In transportation problems and many other planning problems, there are important sources of uncertainty that must be addressed to find effective and efficient solutions. A common approach for solving these dynamic and stochastic problems is the multiple scenario approach (MSA), which has been proven effective for transportation problems, but it does not provide flexibility for finding solutions that account for all the uncertainty of the problem. Alternative approaches for solving problems with a finite number of scenarios are the progressive hedging algorithm (PHA) and the subgradient algorithm (SA). There are many similarities between PHA and SA; however, there are some differences that lead them to have very different theoretical guarantees and performance. We present a new exact algorithm, the dynamic progressive hedging algorithm (DPHA), for which we provide theoretical guarantees that help to understand both this algorithm and the PHA from a new point of view.
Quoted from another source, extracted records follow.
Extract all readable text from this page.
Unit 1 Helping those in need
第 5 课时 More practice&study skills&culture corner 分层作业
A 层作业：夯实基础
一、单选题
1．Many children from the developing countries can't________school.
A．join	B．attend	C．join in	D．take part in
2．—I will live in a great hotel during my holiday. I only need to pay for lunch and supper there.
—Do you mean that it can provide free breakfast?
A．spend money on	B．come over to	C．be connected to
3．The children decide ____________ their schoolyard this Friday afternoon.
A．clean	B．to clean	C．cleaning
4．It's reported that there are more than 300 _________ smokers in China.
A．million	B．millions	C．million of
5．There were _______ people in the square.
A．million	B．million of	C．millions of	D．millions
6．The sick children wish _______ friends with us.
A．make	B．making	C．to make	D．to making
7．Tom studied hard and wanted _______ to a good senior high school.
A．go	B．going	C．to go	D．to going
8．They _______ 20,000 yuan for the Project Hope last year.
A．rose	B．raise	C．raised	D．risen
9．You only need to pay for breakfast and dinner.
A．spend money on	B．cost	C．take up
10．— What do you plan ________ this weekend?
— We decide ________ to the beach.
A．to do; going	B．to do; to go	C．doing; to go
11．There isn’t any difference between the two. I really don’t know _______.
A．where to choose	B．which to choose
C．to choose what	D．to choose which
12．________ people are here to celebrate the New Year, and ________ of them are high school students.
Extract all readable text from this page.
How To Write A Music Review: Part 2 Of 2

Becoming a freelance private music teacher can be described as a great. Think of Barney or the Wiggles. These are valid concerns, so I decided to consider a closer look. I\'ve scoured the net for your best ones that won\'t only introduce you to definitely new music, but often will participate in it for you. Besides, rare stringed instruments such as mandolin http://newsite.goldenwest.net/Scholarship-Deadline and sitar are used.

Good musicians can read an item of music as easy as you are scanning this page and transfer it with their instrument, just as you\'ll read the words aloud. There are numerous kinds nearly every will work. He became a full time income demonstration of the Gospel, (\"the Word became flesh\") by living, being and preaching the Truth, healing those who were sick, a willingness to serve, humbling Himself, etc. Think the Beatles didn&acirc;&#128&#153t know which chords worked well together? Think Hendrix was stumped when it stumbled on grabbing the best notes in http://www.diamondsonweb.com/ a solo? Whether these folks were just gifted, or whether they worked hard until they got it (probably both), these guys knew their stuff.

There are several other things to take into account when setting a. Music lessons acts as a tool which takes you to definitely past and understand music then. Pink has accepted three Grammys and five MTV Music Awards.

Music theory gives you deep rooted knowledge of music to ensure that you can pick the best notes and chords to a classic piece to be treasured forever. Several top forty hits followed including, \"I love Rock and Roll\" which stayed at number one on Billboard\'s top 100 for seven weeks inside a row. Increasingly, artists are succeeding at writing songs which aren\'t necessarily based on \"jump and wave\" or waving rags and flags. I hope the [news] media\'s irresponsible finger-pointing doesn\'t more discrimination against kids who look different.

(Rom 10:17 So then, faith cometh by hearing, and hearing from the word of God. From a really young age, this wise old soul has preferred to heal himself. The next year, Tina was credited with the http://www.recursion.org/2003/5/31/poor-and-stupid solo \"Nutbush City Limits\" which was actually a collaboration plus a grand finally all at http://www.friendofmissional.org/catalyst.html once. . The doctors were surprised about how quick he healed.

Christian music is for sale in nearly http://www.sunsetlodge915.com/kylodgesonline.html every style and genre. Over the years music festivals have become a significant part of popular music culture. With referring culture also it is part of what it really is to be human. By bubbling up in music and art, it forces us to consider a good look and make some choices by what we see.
We also propose a DPHA-based heuristic (DPHH) and show optimality guarantees for the solution obtained. Our analysis highlights the advantages and disadvantages of the DPHA, the SA, and the MSA, which gives guidance for future research in choosing the proper method for the problem in hand. In a computational study, we consider the stochastic server location problem (SSLP) and the two-stage stochastic assignment and team-orienteering problem (TSSATOP), and we show the empirical performance of the proposed algorithms.